Bali est passée d'une société agraire à une société capitaliste où les valeurs traditionnelles s'effritent sous la pression du tourisme de masse et de la mondialisation. En 2024, Bali a accueilli plus de 6,3 millions de touristes étrangers, représentant 80% de l'économie locale. Cette transformation a fait de l'île un eldorado pour entrepreneurs de tout genre, influenceurs et digital nomades, tous attirés par une vision idéalisée de "l'île des dieux". Ironiquement, ce développement se fait sous couvert d'un narratif centré sur le développement personnel et la spiritualité, alors même que les Balinais sont progressivement dépossédés de leur propre récit culturel.
Dépossession d’un Narratif
La commercialisation de la spiritualité orientale a commencé dès les années 1970, quand Ubud a été qualifiée de "Mecque du New Age" et est devenue un centre d'attraction pour les occidentaux en quête d'expériences spirituelles. Aujourd'hui, ce phénomène s'est considérablement amplifié : l'île est devenue le décor privilégié d'un tourisme digital où l'image prime sur l'expérience authentique. Les rizières en terrasses servent de toile de fond aux photos Instagram tandis que les pratiques spirituelles sont simplifiées pour une consommation occidentale rapide.

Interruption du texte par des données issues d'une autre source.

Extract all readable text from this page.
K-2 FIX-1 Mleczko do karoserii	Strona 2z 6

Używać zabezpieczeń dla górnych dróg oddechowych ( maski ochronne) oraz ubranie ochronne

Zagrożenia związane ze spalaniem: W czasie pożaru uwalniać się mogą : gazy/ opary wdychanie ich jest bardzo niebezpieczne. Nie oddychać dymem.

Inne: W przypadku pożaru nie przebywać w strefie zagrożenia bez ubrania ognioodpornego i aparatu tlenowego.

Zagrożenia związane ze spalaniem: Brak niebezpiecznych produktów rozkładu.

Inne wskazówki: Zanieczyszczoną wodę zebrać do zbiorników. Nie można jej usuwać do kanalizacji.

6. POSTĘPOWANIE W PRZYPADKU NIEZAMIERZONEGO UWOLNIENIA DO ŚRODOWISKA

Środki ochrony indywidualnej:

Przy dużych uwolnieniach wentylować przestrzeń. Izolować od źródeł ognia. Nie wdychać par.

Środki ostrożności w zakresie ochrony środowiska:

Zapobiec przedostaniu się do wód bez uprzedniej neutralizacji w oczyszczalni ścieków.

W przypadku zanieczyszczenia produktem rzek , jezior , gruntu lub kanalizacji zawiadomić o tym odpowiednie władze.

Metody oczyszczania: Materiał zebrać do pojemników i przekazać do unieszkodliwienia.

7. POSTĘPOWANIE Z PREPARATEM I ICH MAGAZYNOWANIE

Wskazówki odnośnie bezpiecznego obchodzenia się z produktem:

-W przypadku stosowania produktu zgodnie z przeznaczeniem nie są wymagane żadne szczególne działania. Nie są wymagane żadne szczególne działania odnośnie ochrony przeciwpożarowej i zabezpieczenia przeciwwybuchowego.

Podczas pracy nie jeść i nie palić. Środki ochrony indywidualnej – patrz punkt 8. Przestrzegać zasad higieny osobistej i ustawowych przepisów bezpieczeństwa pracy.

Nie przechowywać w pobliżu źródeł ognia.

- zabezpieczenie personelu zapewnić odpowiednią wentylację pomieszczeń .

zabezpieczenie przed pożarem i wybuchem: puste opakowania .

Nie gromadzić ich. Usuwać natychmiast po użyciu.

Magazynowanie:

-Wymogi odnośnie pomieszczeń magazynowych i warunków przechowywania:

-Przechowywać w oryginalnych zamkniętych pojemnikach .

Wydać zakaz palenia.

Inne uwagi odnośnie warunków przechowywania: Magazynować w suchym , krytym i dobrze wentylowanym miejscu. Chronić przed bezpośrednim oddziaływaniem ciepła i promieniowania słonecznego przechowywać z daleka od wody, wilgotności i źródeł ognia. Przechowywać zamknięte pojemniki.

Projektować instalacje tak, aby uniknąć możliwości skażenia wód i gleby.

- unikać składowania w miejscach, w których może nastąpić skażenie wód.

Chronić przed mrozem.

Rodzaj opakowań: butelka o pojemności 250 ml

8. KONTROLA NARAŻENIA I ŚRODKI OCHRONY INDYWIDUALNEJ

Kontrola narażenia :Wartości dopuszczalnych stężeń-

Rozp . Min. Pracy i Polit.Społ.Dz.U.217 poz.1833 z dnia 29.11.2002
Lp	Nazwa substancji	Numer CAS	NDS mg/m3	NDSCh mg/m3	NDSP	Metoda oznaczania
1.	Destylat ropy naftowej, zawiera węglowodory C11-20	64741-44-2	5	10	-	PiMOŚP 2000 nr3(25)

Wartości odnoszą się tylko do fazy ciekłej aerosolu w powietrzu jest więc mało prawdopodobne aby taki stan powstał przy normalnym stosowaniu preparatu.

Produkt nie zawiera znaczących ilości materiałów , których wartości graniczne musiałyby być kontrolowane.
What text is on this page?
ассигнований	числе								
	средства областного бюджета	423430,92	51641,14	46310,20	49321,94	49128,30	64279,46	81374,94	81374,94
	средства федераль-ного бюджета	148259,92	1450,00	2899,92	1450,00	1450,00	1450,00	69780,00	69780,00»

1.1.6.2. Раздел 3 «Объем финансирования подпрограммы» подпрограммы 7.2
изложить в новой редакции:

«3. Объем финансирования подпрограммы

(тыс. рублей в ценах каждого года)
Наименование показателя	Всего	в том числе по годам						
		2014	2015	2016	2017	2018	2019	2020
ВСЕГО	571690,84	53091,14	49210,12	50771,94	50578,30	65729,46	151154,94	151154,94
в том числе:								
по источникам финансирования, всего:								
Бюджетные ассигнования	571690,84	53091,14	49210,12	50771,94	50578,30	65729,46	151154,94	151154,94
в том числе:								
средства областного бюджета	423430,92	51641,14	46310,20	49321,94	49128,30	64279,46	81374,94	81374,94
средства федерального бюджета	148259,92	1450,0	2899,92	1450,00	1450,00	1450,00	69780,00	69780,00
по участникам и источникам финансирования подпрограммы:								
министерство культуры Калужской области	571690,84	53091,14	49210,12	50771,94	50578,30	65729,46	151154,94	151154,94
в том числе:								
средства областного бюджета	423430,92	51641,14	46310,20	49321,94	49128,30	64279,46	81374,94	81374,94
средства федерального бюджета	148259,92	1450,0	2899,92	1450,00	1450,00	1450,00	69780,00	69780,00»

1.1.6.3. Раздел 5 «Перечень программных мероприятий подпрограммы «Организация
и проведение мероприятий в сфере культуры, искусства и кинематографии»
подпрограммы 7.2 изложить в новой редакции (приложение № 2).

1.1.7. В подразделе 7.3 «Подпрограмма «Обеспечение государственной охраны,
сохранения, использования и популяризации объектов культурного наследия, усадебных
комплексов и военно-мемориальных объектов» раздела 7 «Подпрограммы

Ubud s'est transformée en une véritable industrie du yoga axée sur le profit et détenue par les occidentaux, où des visiteurs de Paris, Moscou ou New York prennent l'avion uniquement pour participer à des formations ou des retraites - un paradoxe pour une spiritualité prônant l'harmonie avec la nature. Le phénomène des "swings" (balançoires) installées dans des panoramas spectaculaires renforce cette tendance : construites uniquement pour des photos, elles causent des dommages environnementaux considérables.
Cette mise en scène perpétuelle transforme la culture balinaise en spectacle permanent. Les cérémonies religieuses deviennent des attractions touristiques, tandis que le vocabulaire même s'adapte à cette commercialisation : le terme "sacré" est désormais accolé à toutes sortes de produits, des glaces aux cérémonies du cacao, et les restaurants vous propose “une nourriture guérissante” (healing food), brouillant la frontière entre pratiques authentiques et expériences marketées.
Le marché Invisible
Derrière cette façade étincelante se cache une réalité socio-économique troublante. Des travailleurs migrants javanais, majoritairement musulmans, constituent la main-d'œuvre invisible qui construit le paradis touristique balinais. Ces ouvriers vivent dans des conditions extrêmement précaires, entassés à cinq dans des abris préfabriqués de 5 m². Travailleurs saisonniers, ils alternent plusieurs mois sur les chantiers avant de retourner brièvement dans leurs villages. Cette main-d'œuvre flexible et sous-payée, rémunérée environ six euros par jour, est préférée par les entrepreneurs aux travailleurs balinais, qui avec leurs nombreuses obligations cérémoniales et festivités religieuses tout au long de l'année, sont considérés comme moins fiables que ces migrants déracinés, créant ainsi une stratification ethnique du travail où les Javanais forment un véritable sous-prolétariat invisible aux yeux des touristes.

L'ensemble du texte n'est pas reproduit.